The general havoc deepened this week, when the worst tornadoes to hit the Washington area in 75 years tore from Virginia to Maryland, killing two people and injuring 50 while smashing property, closing more roads and burdening the region's already weary emergency management crews.

"People are worn down - physically and emotionally," said Chris Bender, a spokesman for the city's planning and economic development office. "Right now, it's really hard to go, `OK, let's just get back to normal.'"

To many, the most powerful symbol of the capital's inability to bounce back is the darkened National Airport where concourses are silent - except where about 1,500 out-of-work airport staff waited in line in recent days to register for unemployment benefits.

Federal authorities closed the airport after the attacks to determine whether it meets anti-terrorism standards, a move that critics say has not only inflicted wounds across the travel industry, but also sent a message to the nation that the capital is too shaken to fully open for business again.

"It's a monument to terrorism on the other side of the Potomac," said John Tydings, president of the Greater Washington Board of Trade. "It surely signals that the terrorists have attained their objective, and it puts a huge question mark in terms of returning some normalcy to our economy."

National Airport employs 10,000 people. But Tydings believes that up to 60,000 additional workers will be affected indirectly by the shutdown. National, which pumps about $100 million a year into the region's economy, is the only major airport in the country to remain closed.

"It's a ghost town right now," said Bob MacCracken, a manager at Charles Mann's All-Pro Grill inside the airport. The restaurant has lost $55,000 in sales since the strikes, said MacCracken, who hasn't bothered to go to work except to throw away rotting food.

"I'm just worried about what's going to happen when we do open." He said he has sent 17 workers to the unemployment line. "I don't know if there will be as many flights and people coming here."
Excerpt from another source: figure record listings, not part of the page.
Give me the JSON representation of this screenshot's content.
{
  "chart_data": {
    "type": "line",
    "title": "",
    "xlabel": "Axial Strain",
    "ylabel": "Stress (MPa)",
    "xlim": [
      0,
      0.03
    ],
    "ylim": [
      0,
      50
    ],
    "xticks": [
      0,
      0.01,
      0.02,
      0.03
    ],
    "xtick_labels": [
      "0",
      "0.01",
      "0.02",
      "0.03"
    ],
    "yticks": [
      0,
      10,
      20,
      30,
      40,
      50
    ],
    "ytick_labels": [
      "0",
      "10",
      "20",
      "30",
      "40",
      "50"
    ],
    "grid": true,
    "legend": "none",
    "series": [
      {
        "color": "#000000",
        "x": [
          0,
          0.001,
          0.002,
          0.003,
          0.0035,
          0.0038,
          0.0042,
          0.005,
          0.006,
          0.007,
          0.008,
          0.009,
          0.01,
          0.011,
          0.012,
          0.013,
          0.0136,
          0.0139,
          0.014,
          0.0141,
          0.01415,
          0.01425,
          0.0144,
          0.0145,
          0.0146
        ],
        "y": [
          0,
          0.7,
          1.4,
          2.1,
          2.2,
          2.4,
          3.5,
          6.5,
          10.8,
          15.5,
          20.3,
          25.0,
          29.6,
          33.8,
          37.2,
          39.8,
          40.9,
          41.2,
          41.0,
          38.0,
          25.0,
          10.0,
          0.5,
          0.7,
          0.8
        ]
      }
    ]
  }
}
Many travelers are in limbo.

Danielle Feuillan said she called US Airways every day for the past two weeks about rebooking her Oct. 3 flight from National to Providence, R.I., for her brother-in-law's wedding. Feuillan said ticket agents repeatedly told her they could not book her on a new flight without penalty until the day before she was to leave.

US Airways did not return phone calls seeking comment. But the airline says it is permitting passengers who were scheduled to fly into or out of National to rebook without penalty beginning five days before their travel date.

"It's just kind of annoying," Feuillan said. "I don't know how many flights I'll be able to choose from, what the times are or if all those flights will be booked. It's getting closer to the day we're leaving, and it's not settled."

Many out-of-town visitors have stayed home altogether. Marriott says it is considering closing blocks of rooms in its district hotels to cut electricity and housekeeping costs.

Red Sage, a restaurant two blocks from the White House, has closed its expensive downstairs dining room for the past week to save money.

This week, Ford Motors abandoned a plan to have promoters drive a 2002 Thunderbird around the city - frustrating chefs at Washington's Butterfield 9 who had created a new poultry dish in the T-Bird's honor.

Since the terrorist attacks, thousands of hospitality workers in the district have been laid off, according to tourism officials, who blame the closing of National.

"We're all just trying to survive," said Ralph Rosenberg, general manager of Red Sage, who said business is off 60 percent. "The president has to get on TV and say, `Hey, show your national unity, come to the capital and don't be afraid.' But how can he say that when the airport is closed?"